WoW Midnight, Slay the Spire 2, Pokémon Pokopia, Resident Evil Requiem, Marathon, and Scott Pilgrim EX all launched in a single month — the most stacked release calendar in recent memory.
Polygon declares there are 'too many new video games in March 2026,' while Newsweek and Game Informer catalog a release calendar unprecedented in density.
Gaming X is calling March 2026 the month that broke everyone's backlog and wallet, with multiple AAA and indie releases competing for attention simultaneously.
March 2026 has delivered what may be the most densely packed video game release month in a decade. The headline launches alone would fill a normal quarter: World of Warcraft: Midnight on March 2, Slay the Spire 2 entering early access on March 5, Pokémon Pokopia and Bungie's long-delayed Marathon both on March 5, and Resident Evil Requiem closing out February but dominating March sales. Scott Pilgrim EX rounded out the slate for indie-minded players. [1]
The concentration is not accidental. Publishers that delayed 2025 releases — whether due to development challenges, market saturation fears, or the distraction of real-world events — landed on the same spring window. The result is a calendar where consumers face genuine triage. Polygon opened its March preview by stating flatly that "there are too many new video games." [2]

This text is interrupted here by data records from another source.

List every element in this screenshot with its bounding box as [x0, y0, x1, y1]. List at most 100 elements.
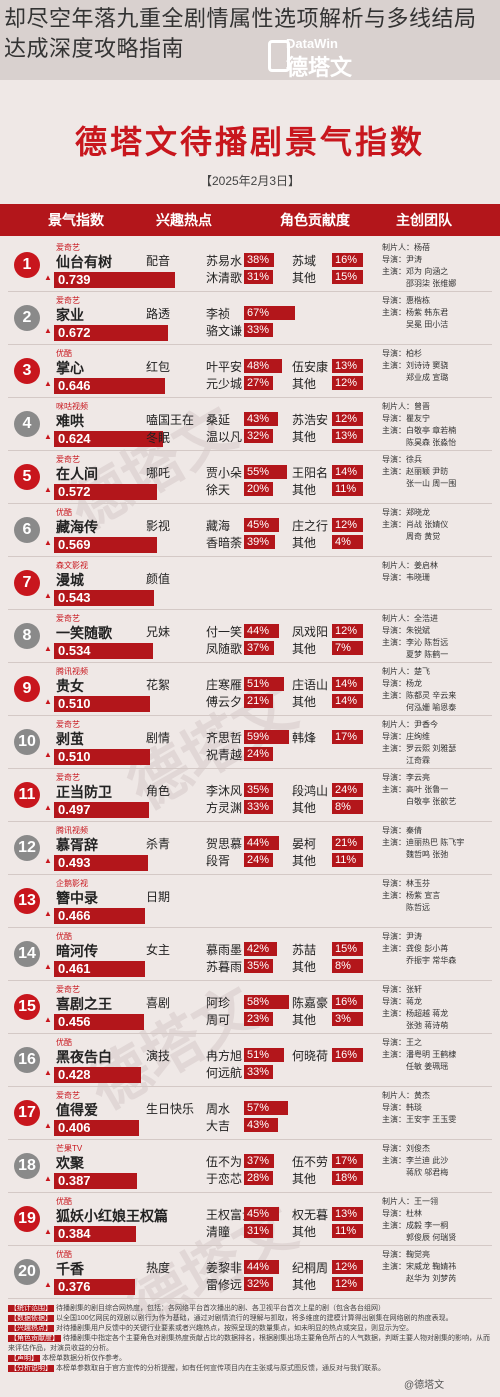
footer-key: 【兴趣热点】 — [8, 1325, 54, 1332]
hot-topic: 影视 — [146, 519, 171, 533]
score-bar — [54, 590, 154, 606]
header-team: 主创团队 — [396, 212, 452, 228]
role-name: 王权富贵 — [206, 1208, 255, 1222]
row-divider — [8, 397, 492, 398]
table-row: 18 ▲ 芒果TV 欢聚 0.387 伍不为 37% 于恋芯 28% 伍不劳 17% 其他 18% 导演：… — [0, 1141, 500, 1193]
role-share: 8% — [332, 959, 363, 973]
role-name: 王阳名 — [292, 466, 329, 480]
weibo-handle: @德塔文 — [404, 1380, 445, 1391]
role-share: 7% — [332, 641, 363, 655]
row-divider — [8, 874, 492, 875]
footer-line: 【兴趣热点】 对待播剧集用户反馈中的关键行业要素或者兴趣热点，按照呈现的数量集点… — [8, 1324, 492, 1334]
rank-badge: 2 — [14, 305, 40, 331]
role-name: 其他 — [292, 271, 317, 285]
role-share: 12% — [332, 376, 363, 390]
table-header: 景气指数 兴趣热点 角色贡献度 主创团队 — [0, 204, 500, 236]
team-line: 主演：宋威龙 鞠婧祎 — [382, 1262, 457, 1271]
team-line: 主演：李兰迪 此沙 — [382, 1156, 449, 1165]
show-name: 藏海传 — [56, 519, 98, 535]
role-share: 16% — [332, 253, 363, 267]
role-share: 43% — [244, 1118, 278, 1132]
role-name: 其他 — [292, 1225, 317, 1239]
team-line: 主演：李沁 陈哲远 — [382, 638, 449, 647]
table-row: 16 ▲ 优酷 黑夜告白 0.428 演技 冉方旭 51% 何远航 33% 何晓荷 16% 导演：王之主… — [0, 1035, 500, 1087]
rank-badge: 9 — [14, 676, 40, 702]
trend-icon: ▲ — [44, 591, 52, 600]
role-share: 20% — [244, 482, 273, 496]
score-value: 0.646 — [58, 378, 91, 393]
role-name: 付一笑 — [206, 625, 243, 639]
score-bar — [54, 643, 153, 659]
platform-label: 优酷 — [56, 1250, 72, 1259]
score-bar — [54, 431, 163, 447]
team-line: 邵羽柒 张维娜 — [382, 279, 457, 288]
rank-badge: 16 — [14, 1047, 40, 1073]
row-divider — [8, 609, 492, 610]
team-line: 张弛 蒋诗萌 — [382, 1021, 449, 1030]
role-name: 清瞳 — [206, 1225, 231, 1239]
role-name: 阿珍 — [206, 996, 231, 1010]
show-name: 狐妖小红娘王权篇 — [56, 1208, 168, 1224]
show-name: 千香 — [56, 1261, 84, 1277]
page-title-box: 德塔文待播剧景气指数 — [20, 112, 480, 172]
team-line: 制片人：姜启林 — [382, 561, 438, 570]
hot-topic: 冬眠 — [146, 431, 171, 445]
team-line: 导演：张轩 — [382, 985, 422, 994]
team-line: 郑业成 宣璐 — [382, 373, 449, 382]
hot-topic: 嗑国王在 — [146, 413, 195, 427]
trend-icon: ▲ — [44, 485, 52, 494]
team-line: 赵华为 刘梦芮 — [382, 1274, 457, 1283]
role-name: 其他 — [292, 695, 317, 709]
hot-topic: 哪吒 — [146, 466, 171, 480]
role-name: 姜黎非 — [206, 1261, 243, 1275]
show-name: 掌心 — [56, 360, 84, 376]
score-bar — [54, 1067, 141, 1083]
team-line: 周奇 黄觉 — [382, 532, 441, 541]
table-row: 11 ▲ 爱奇艺 正当防卫 0.497 角色 李沐风 35% 方灵渊 33% 段鸿山 24% 其他 8% 导… — [0, 770, 500, 822]
platform-label: 咪咕视频 — [56, 402, 88, 411]
score-value: 0.387 — [58, 1173, 91, 1188]
team-line: 导演：庄绚维 — [382, 732, 430, 741]
team-line: 导演：韦晓珊 — [382, 573, 430, 582]
role-share: 11% — [332, 853, 363, 867]
footer-line: 【统计范围】 待播剧集的剧目综合网热度，包括：各网络平台首次播出的剧、各卫视平台… — [8, 1304, 492, 1314]
role-share: 14% — [332, 465, 363, 479]
role-share: 15% — [332, 942, 363, 956]
role-share: 8% — [332, 800, 363, 814]
role-name: 其他 — [292, 483, 317, 497]
hot-topic: 生日快乐 — [146, 1102, 195, 1116]
score-value: 0.624 — [58, 431, 91, 446]
row-divider — [8, 291, 492, 292]
role-name: 齐思哲 — [206, 731, 243, 745]
row-divider — [8, 715, 492, 716]
hot-topic: 配音 — [146, 254, 171, 268]
row-divider — [8, 821, 492, 822]
footer-key: 【声明】 — [8, 1355, 40, 1362]
trend-icon: ▲ — [44, 962, 52, 971]
role-share: 44% — [244, 1260, 279, 1274]
team-line: 导演：林玉芬 — [382, 879, 430, 888]
rank-badge: 8 — [14, 623, 40, 649]
score-bar — [54, 855, 148, 871]
rank-badge: 10 — [14, 729, 40, 755]
role-share: 13% — [332, 359, 363, 373]
team-line: 导演：杨龙 — [382, 679, 422, 688]
role-name: 雷修远 — [206, 1278, 243, 1292]
rank-badge: 19 — [14, 1206, 40, 1232]
report-date: 【2025年2月3日】 — [199, 174, 301, 188]
page-title: 德塔文待播剧景气指数 — [74, 124, 425, 160]
role-share: 4% — [332, 535, 363, 549]
footer-key: 【角色贡献度】 — [8, 1335, 61, 1342]
role-name: 李沐风 — [206, 784, 243, 798]
team-line: 导演：尹涛 — [382, 255, 422, 264]
show-name: 值得爱 — [56, 1102, 98, 1118]
rank-badge: 14 — [14, 941, 40, 967]
footer-line: 【数据依据】 以全国100亿网民的观剧以剧行为作为基础，通过对剧情流行的理解与抓… — [8, 1314, 492, 1324]
role-share: 43% — [244, 412, 278, 426]
role-share: 33% — [244, 323, 273, 337]
role-share: 13% — [332, 429, 363, 443]
show-name: 仙台有树 — [56, 254, 112, 270]
rank-badge: 1 — [14, 252, 40, 278]
role-share: 44% — [244, 624, 279, 638]
role-name: 骆文谦 — [206, 324, 243, 338]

Resident Evil Requiem has been the commercial standout, building on the franchise's survival horror revival with strong first-week sales. Pokémon Pokopia, a Nintendo Switch 2 exclusive, offered a radically different take on the franchise that divided players and delighted critics. Marathon, Bungie's extraction shooter that spent years in development limbo, finally shipped to cautious optimism. [3]
WoW Midnight drew the MMO audience. Slay the Spire 2 drew the roguelike faithful. The breadth is the point: March 2026 had something for virtually every kind of player, and too much for any single one.